Each time we make a choice, we pay
With courage to behold the resistless day,
And count it fair.

- Amelia Earhart
This poem by famed aviator Amelia Earhart first appeared in a 1928 issue of Survey Graphic magazine. It certainly reflects her adventurous spitit.  The poem, titled "Courage",  was published in an article called “Who is Amelia Earhart?” by Marian Perkings. The topic for this February day is courage. Amelia had plenty of it.

Here are some more reflections on courage.

Courage is rightly esteemed the first of human qualities because as has been said, it is the quality which guarantees all others.

- Winston Churchill
From Great Contemporaries (1937)

Courage is not simply one of the virtues but the form of every virtue at the testing point.

- C.S. Lewis
From The Unquiet Grave (1944)

Grace under pressure.

- Ernest Hemingway
(When asked what he meant by “guts”, in an interview with Dorothy Parker in the New Yorker, November 30, 1929)


On January 29, 2011, I wrote about the July 2, 1937 disappearance of celebrated aviator Amelia Earhart.

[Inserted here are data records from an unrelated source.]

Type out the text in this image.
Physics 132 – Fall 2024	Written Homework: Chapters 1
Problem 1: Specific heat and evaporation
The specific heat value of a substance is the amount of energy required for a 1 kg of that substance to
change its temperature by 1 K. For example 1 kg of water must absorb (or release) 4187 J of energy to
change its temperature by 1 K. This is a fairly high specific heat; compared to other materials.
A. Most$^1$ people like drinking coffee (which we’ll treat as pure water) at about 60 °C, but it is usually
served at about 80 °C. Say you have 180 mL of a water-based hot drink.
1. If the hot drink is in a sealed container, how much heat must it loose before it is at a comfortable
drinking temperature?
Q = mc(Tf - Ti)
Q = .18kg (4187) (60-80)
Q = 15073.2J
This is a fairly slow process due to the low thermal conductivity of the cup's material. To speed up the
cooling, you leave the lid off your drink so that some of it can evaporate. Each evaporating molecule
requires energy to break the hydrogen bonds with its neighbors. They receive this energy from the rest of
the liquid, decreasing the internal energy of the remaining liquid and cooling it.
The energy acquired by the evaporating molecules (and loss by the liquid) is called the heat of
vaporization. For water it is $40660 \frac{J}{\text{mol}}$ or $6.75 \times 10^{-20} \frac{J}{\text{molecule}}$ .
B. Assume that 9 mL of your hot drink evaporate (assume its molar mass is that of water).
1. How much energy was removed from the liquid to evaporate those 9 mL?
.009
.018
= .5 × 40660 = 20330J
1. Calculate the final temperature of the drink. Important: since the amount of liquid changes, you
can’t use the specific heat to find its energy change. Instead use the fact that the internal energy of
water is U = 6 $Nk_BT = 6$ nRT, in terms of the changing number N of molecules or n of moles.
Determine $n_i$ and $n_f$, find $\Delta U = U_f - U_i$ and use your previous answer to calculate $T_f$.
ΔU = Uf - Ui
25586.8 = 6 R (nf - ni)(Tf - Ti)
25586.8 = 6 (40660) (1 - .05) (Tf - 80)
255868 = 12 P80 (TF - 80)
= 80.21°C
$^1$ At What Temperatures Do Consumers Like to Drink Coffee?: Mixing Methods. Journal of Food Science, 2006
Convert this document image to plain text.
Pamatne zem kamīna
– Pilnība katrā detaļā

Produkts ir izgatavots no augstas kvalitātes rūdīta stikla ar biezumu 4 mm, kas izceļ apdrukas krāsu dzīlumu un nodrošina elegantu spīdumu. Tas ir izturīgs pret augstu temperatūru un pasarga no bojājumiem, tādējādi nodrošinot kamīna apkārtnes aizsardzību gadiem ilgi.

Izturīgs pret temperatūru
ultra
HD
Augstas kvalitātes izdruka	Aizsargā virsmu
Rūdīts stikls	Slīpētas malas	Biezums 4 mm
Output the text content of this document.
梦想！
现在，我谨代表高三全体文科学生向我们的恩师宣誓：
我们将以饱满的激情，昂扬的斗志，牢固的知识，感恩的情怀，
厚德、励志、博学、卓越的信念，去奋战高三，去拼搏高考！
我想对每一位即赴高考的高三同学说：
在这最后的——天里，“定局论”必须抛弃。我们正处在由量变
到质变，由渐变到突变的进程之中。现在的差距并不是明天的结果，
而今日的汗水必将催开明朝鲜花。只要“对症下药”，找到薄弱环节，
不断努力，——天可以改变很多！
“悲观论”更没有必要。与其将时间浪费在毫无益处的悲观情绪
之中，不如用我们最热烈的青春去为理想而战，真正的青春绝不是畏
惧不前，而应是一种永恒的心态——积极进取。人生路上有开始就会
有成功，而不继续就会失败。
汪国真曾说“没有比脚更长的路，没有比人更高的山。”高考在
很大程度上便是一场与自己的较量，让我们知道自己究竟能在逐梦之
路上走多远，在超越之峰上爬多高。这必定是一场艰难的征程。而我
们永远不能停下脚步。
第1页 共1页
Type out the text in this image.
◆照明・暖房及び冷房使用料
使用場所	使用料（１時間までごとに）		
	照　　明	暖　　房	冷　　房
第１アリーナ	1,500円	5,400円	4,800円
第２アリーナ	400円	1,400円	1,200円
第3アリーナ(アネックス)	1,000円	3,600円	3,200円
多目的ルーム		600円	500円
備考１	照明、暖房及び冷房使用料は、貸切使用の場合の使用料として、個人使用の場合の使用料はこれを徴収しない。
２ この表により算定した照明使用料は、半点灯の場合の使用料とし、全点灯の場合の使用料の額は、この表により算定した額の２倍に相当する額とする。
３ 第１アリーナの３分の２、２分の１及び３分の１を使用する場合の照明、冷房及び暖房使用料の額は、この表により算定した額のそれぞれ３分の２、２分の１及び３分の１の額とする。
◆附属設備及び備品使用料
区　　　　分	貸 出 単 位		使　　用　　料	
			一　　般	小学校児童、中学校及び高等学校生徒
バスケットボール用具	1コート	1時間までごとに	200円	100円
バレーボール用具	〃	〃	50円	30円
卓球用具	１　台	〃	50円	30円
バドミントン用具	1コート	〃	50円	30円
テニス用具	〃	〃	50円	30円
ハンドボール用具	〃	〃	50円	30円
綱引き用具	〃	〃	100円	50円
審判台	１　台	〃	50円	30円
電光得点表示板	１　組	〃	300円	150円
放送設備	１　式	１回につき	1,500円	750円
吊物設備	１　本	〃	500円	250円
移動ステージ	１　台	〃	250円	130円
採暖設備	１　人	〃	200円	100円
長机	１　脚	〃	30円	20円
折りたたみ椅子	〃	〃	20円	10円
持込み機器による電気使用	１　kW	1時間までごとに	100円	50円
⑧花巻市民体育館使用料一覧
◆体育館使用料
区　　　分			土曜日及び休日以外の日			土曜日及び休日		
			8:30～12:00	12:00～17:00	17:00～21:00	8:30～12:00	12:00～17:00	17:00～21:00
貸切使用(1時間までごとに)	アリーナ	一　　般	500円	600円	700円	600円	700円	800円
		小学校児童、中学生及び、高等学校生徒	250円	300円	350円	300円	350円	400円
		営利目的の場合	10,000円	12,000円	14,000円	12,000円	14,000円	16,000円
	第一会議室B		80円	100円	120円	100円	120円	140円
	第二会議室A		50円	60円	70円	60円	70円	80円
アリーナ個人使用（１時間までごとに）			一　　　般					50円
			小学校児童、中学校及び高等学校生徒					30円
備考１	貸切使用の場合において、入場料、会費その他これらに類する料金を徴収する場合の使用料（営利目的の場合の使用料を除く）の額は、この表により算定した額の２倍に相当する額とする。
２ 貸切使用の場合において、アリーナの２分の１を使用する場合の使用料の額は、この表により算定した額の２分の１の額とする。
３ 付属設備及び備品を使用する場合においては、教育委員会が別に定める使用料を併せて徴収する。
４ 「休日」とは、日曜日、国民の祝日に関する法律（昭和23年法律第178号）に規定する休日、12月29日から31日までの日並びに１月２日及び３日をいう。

Earhart and her navigator, Fred Noonan, disappeared during their attempt to circumnavigate the globe at the equator. The pair left New Guinea in a twin-engine airplane over 74 years ago and never returned. Their destination was a small island in the central Pacific Ocean called Howland Island.

According to a February 21, 2011 Canadian Press story, a scientist at Simon Fraser University in British Columbia hopes to extract Amelia Earhart’s DNA. Doongya Yang, a forensic archeologist, is endeavouring to create a genetic profile that can be used to determine whether bone fragments recently discovered on the remote, uninhabited Pacific island of Nikumaroro.

Yang became involved in the research at the behest of a Simon Fraser health student named Justin Long. Long’s grandfather, Elgen Long, is considered an authority on Amelia Earhart and owns a collection of about 400 of her letters. Earhart’s letters have been opened with letter openers, leaving the seals intact to capture DNA. Justin Long revealed that Yang will be testing four letters, including one written by George Palmer Putnam, Amelia’s husband. This way he will be able to have comparison DNA of someone close to Earhart in the event that the letters were sealed by someone else.

Elgen Long is 88 years old and has devoted about forty years collecting Amelia Earhart items. He even possesses some of her clothing. Unfortunately, DNA cannot be extracted from Amelia’s attire because it has been dry cleaned. The elder Long noted, however, that Earhart has some surviving relatives whose DNA could also be matched with Yang’s findings.

Interestingly, Justin Long doubts that the remains found on the island of Nikumaoro are those of Amelia Earhart. He said, “It is extremely unlikely because ocean currents don’t support any debris or people floating in that direction. And it’s 653 kilometres away from where Earhart’s destination was in the Pacific, which was Howland Island.”

The intriguing mystery of Amelia Earhart continues. Number 16, will keep you posted.



The Toronto Blue Jays, in my opinion, did the right thing in signing Jose Bautista to a multi-year contract. Yes, it’s definitely a risk, but it’s one that’s worth taking. Even if his home run production decreases considerably, his value to the team cannot be measured entirely with statistics. His leadership qualities are needed. Now, Mr. Anthopoulos, go ahead and get a decent third baseman so that Jose can play in the outfield.